Despite its broad potential, ASR technology faces challenges when it comes to accurately recognizing speech in children. One reason is the inherent variability in children’s speech due to their developing vocal apparatus and pronunciation patterns, which differ from those of adults. ASR systems trained primarily on adult speech struggle to accurately interpret and transcribe children’s speech. Similarly, minority groups may exhibit distinctive accents, dialects, or speech patterns that are not adequately represented in ASR training data, leading to reduced recognition performance. To address these challenges, researchers are working on developing more inclusive and diverse training datasets that encompass a broader range of speech characteristics. Another approach involves leveraging data augmentation techniques to artificially generate diverse speech samples, allowing models to generalize better across different speech patterns.

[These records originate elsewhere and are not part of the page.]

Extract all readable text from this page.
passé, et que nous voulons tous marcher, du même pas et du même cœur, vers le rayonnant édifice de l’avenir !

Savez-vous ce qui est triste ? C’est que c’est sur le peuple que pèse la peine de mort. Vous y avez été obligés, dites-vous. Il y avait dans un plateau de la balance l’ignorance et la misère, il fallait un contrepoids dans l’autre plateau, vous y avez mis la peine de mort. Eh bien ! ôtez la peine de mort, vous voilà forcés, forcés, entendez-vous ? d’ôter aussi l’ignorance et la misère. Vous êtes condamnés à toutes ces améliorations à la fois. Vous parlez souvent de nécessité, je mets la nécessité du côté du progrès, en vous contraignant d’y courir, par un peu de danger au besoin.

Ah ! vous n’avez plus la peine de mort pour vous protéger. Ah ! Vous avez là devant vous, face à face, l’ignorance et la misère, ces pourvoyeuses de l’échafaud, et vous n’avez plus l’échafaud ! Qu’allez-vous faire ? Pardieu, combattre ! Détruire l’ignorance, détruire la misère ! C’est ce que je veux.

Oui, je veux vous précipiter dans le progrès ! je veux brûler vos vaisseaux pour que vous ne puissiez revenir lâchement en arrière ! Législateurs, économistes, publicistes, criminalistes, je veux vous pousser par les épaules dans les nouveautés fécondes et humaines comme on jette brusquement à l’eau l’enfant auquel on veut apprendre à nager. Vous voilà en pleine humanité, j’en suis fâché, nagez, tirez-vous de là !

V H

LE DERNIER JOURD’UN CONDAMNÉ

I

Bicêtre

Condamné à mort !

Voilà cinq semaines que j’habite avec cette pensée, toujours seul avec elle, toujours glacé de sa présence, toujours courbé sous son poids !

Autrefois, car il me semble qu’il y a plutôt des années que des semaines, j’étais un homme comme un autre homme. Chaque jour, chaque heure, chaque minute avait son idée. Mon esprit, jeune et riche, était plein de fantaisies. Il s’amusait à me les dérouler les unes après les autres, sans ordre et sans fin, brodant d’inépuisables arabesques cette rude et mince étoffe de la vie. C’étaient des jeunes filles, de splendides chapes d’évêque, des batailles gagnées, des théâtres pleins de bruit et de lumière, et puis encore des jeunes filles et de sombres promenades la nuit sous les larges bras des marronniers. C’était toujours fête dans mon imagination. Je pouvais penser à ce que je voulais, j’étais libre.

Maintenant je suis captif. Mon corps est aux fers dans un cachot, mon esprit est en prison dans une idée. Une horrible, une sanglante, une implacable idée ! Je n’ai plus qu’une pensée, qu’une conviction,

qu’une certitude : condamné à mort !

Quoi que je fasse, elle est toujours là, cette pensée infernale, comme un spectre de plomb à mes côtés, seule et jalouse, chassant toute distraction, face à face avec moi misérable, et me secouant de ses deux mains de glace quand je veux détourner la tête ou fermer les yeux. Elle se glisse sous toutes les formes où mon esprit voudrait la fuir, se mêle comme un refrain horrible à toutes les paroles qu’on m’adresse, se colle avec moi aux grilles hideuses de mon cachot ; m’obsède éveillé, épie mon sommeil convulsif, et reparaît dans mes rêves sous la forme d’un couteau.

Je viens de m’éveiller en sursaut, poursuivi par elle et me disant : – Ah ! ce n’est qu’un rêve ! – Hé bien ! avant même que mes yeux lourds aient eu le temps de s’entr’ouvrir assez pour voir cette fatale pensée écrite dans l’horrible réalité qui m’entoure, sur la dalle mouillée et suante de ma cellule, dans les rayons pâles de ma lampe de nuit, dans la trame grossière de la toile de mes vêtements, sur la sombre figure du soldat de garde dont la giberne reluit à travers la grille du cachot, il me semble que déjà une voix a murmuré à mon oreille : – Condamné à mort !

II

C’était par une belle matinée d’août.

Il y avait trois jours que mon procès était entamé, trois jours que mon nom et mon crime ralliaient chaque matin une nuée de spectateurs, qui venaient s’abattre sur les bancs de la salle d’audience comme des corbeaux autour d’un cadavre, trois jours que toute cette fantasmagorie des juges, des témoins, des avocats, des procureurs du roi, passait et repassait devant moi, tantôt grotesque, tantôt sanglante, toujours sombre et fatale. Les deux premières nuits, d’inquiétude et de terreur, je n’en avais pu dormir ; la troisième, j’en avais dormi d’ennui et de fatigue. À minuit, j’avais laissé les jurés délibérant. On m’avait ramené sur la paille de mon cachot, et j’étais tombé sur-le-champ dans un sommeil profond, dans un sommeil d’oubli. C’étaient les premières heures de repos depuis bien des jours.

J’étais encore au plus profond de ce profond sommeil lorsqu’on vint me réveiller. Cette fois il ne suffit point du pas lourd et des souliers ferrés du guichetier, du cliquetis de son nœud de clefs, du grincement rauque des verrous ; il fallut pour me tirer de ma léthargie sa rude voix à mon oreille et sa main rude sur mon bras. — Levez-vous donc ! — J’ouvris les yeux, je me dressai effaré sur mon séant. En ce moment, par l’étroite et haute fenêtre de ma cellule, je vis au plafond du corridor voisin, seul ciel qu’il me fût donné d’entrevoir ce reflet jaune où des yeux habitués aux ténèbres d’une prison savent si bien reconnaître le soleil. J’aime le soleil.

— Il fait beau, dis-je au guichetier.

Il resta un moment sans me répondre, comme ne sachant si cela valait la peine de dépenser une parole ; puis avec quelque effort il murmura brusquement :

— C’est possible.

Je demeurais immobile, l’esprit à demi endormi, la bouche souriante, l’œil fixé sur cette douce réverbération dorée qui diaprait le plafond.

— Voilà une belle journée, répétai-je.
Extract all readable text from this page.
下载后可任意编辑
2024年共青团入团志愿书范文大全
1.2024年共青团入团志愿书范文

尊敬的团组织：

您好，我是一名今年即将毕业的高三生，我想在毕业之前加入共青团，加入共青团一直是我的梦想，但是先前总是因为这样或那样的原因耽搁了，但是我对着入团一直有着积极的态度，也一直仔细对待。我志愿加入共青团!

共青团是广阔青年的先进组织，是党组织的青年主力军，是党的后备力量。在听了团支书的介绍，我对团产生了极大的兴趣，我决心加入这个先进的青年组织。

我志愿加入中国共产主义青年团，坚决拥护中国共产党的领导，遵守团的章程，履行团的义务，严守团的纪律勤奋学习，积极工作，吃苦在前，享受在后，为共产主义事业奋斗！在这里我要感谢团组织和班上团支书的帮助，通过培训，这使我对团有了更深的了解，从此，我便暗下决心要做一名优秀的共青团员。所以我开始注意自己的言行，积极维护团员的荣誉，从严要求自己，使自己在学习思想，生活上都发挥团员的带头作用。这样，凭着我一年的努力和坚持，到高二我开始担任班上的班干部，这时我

Another issue that needs to be addressed is the energy consumption associated with speech-to-text technology. As ASR systems rely on computationally expensive processes (e.g., storing and analyzing large datasets), ASR systems use substantial amounts of energy, especially when deployed at scale. A recent study showed that — depending on the geographical location of the user and the exact methods used — training an ASR system can result in an emission of more than 100 kgs of carbon dioxide, or the equivalent of driving 1000 kms by car. By optimizing the deep learning models, as well as carefully weighing the added benefits of more advanced models to their higher computational cost (i.e., very minor improvements can be obtained at a high carbon price) these issues can be addressed.
Overall, ASR technology has developed rapidly over the last few years. In its current form, it has the potential to offer personalized, speech-based learning to a large number of people, including those with writing – or spelling disabilities. However, the technology faces difficulties in providing accurate transcriptions in specific groups, such as children — an area where accurate transcriptions in educational settings seem especially relevant. Furthermore, the carbon footprint currently associated with speech to text transcriptions is substantial, and research should focus on minimizing it before it is deployed at scale in educational settings.